We have nothing to offer God but wrongdoing. Yet He loves us. His Word says love covers a multitude of sins, or wrongdoing (1 Peter 4:8). Hosea’s love for Gomer covered the multitude of her sins. God’s Word also teaches us that love is an action. Ephesians 5 tells husbands to love their wives as Christ loved the church. Christ planned to die on the cross for our wrongdoing. He made the decision to love us when we were unlovable. The church had done nothing to earn Christ’s love. He made the decision before the world began, and when His time came to suffer an extremely brutal death on the cross, He did it. He loved us by dying on the cross for us. He took our place. He had to do something for us to save us…and the verb that goes there is love. Jesus chose love. His love did not just cover our sins – His love paid for our sins (1John 4:10). He said in John 10:18 “no man takes my life from me but I lay it down of my own accord.” Love is a choice. He chose to die for you and me. Jesus also said in Matthew 26:53 when he was being arrested in the garden, he could have had twelve legions of angels provided to Him to fight for Him, but He chose to go to the cross. John 15:13 tells us greater love has no man than this but he who lays down his life for his friends. Jesus did not lay down his life for friends. Jesus laid down his life for His enemies, and by doing so we were no longer His enemy but gained the privilege of being His bride. What a beautiful love story!!
In our Old Testament love story, Hosea chose to marry a less than desirable woman because he chose to love her. She betrayed him and he chose yet again to love Gomer when she was unlovable. He went after her. He found her. These actions were actions of love. He made the choice to pay her debt and bring her back home to be his bride. That act of love was a choice made when his feelings were far from what felt like love.
We aren’t told in the Bible the ending of the love story with Hosea and Gomer, but I would like to give you the ending I would write if it were my story. Gomer came home to live with her husband. She came home to her children. It was hard at first. She didn’t feel like she belonged. Tremendous guilt flooded her heart. She struggled to find her worth due to all the heartache she caused Hosea.

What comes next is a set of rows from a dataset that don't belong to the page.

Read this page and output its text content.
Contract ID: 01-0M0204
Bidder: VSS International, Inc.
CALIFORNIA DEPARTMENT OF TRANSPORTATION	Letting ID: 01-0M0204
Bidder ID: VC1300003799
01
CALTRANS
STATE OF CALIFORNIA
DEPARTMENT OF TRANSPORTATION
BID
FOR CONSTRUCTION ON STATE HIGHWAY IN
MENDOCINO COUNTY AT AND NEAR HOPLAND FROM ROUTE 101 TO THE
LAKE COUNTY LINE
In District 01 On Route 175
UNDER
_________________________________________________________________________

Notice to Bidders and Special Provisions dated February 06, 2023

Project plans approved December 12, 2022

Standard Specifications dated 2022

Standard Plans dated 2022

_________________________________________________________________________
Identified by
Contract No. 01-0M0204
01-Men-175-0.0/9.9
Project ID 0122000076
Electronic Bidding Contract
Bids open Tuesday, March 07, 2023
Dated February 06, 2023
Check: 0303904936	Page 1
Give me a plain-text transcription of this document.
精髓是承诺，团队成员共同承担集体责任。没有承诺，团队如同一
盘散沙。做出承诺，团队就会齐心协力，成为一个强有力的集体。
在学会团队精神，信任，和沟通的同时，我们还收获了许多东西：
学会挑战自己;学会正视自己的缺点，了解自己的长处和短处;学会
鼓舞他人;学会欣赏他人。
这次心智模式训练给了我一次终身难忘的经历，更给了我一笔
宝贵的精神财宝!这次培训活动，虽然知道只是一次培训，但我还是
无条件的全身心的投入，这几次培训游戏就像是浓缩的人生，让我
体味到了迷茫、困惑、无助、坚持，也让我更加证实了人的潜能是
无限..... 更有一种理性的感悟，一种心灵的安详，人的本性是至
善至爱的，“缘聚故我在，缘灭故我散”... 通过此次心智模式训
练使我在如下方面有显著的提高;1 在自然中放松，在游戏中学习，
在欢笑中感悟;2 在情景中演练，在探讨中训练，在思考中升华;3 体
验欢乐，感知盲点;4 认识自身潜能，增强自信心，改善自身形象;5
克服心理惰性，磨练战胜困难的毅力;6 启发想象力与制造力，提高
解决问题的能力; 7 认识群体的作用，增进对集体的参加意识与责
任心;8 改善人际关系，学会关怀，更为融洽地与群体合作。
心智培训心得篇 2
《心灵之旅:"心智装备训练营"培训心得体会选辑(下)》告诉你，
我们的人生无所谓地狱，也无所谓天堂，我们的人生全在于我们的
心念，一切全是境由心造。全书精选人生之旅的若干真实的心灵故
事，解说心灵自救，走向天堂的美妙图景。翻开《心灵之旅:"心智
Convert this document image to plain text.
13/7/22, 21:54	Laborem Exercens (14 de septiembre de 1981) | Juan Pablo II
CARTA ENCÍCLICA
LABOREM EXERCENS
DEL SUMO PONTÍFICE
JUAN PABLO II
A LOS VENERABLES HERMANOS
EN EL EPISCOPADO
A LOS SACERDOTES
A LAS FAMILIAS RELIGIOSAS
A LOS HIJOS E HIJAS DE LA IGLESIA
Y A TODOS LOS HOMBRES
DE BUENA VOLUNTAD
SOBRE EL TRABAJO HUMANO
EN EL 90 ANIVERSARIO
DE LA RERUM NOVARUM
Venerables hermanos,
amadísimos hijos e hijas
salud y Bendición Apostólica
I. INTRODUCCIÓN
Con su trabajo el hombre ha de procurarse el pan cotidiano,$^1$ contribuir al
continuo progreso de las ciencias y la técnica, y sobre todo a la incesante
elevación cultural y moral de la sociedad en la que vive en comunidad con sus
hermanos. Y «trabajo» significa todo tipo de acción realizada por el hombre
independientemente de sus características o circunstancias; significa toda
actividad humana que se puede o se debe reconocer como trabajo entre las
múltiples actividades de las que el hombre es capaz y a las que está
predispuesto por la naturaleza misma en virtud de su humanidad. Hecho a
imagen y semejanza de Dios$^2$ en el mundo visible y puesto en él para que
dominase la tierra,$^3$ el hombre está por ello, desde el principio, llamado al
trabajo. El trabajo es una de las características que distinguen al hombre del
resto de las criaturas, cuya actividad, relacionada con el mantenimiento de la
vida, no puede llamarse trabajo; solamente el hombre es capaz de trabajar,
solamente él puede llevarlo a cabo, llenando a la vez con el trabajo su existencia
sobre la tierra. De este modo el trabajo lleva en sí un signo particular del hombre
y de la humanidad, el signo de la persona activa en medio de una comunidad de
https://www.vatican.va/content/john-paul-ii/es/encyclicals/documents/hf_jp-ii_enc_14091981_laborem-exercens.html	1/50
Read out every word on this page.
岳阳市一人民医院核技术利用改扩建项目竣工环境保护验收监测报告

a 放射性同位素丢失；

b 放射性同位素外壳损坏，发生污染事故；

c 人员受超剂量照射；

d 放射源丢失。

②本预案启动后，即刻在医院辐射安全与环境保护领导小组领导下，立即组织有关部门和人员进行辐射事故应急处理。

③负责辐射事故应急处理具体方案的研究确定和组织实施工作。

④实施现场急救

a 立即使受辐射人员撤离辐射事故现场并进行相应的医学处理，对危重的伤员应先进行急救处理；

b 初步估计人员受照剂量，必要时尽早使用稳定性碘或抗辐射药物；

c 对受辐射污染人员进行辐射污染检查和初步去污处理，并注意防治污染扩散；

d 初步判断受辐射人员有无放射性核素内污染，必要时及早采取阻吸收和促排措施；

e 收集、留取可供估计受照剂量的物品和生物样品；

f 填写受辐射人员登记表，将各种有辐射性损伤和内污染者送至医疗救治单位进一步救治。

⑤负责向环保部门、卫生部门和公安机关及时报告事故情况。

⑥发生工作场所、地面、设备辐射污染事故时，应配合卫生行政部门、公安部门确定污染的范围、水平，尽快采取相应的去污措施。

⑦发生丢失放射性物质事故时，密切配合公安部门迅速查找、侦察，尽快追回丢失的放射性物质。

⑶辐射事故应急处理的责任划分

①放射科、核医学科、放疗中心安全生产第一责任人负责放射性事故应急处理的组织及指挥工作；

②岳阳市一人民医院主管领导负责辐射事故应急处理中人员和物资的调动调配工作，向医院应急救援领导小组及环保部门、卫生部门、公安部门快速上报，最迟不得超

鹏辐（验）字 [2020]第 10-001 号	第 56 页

Over time, Hosea continued to show her she was his bride. She was the one he chose and the one he continued to love. She received all the blessings of being his wife, and slowly day by day Gomer began to see the love was real. She began to love Hosea because he loved her first. She fulfilled his request to be faithful to him, and not out of obligation or fear of abandonment. She was faithful to him because she loved him, and she wanted to do right by the one she loved. Hosea and Gomer went on to live their lives together, committed to one another, joined to only each other by love.
John 14:15 says if you love Me, you will keep My commandments. Keeping commandments, or doing everything right on the checklist, isn’t a prerequisite to God’s love but rather an expression of our love toward God. God’s gift of grace is what causes us to have a relationship with Him in the first place. If we recognize God’s saving love for us, much like Gomer recognized Hosea’s saving love for her, then our desire is to do right by the one who saved us when we couldn’t save ourselves. That is the love story of Christ Jesus, and here’s the best part – that story doesn’t have to be about someone else.
That beautiful love story can be yours.